In South Dakota, once it leaves its source, all surface water that flows from or through private property is owned by the state.

Property owners can harvest and possess rainwater and with a permit can pump from aquifers; but, the moment runoff reaches another body of water outside that boundary, contaminated by whatever residue it encounters along the way, within state borders, it's the property of the State of South Dakota.

Unfortunately, in South Dakota, the Department of Environment and Natural Resources is governed by those same offenders and therefore effectively neutered.

Republicans and their toadies are decrying government overreach while WOTUS architects regroup for another round in Congress.
Senate Republicans charged Wednesday that the Environmental Protection Agency (EPA) relies too heavily on politics in its regulations and not enough on science.The accusation is one of the main reasons that the GOP is backing the EPA Science Advisory Board Reform Act, which would overhaul the membership and operation of the EPA’s main outside boards for scientific advice and for guidance on air pollution rules. The Obama administration has threatened to veto the House’s legislation. It has repeatedly said that the reforms are not necessary and would hamper the board’s important work. [The Hill]
South Dakota's Republican junior senator is chairman of the Environment and Public Works Committee subpanel holding the hearing on the bill.

Politics is what happens when your own gored ox is added to the pork of congressional sausage-making.
The Obama administration is promising to rewrite its proposed Clean Water Act rule to ensure that farmers have clear guidance about what streams, ditches and ponds will be regulated. Speaking to the National Farmers Union annual convention in Wichita, Kansas, EPA Administrator Gina McCarthy said the final rule is being prepared for White House review, and that the administration still intends to complete it this spring. Her remarks won't satisfy the Farm Bureau. Don Parrish, the group's senior director of regulatory affairs, noted that the administration hasn't committed to any changes in the definitions yet. “What constitutes ‘destroy and pollute' in EPA's eyes are different from what farmers might think,” he said. [Agri-Pulse]
A transcript of McCarthy's remarks are linked here.
The EPA argues it isn’t expanding its authority, just clarifying it, and that the change will protect the country’s water supply. [Sioux Falls Argus Leader]
This year South Dakota's GOP congressional delegation is stumbling all over itself trying to protect donors like Monsanto and Syngenta from their accountability for the state's impaired waters.

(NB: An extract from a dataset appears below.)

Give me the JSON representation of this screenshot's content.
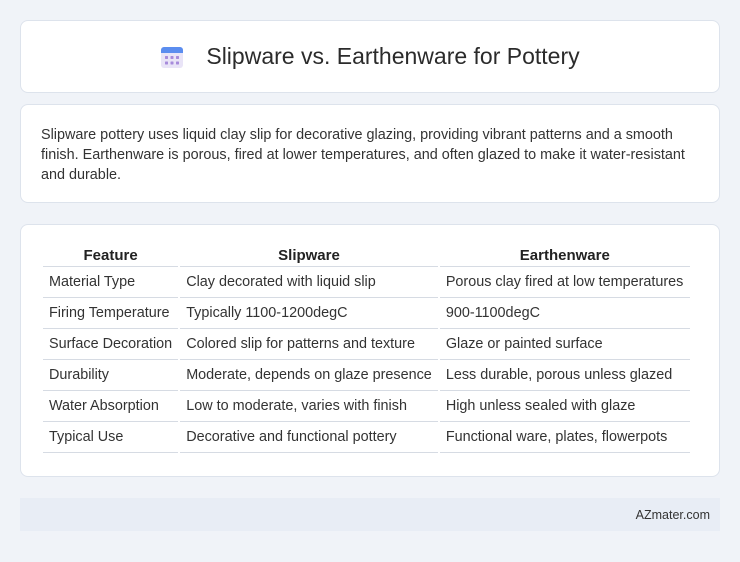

Concern over the further contamination of shallow aquifers that supply water to a third of East River has caused the Clay County Planning and Zoning Board to table for the second time in as many weeks changing the county ordinances governing Confined Animal Feeding Operations or CAFOs.

Republican attorneys general from mostly red states, including a grandstanding Marty Jackley, sued to shield their campaign contributors from sunlight.

South Dakota deserves better than a GOP congressional delegation protecting their donors instead of guarding safe water, food and shelter for families.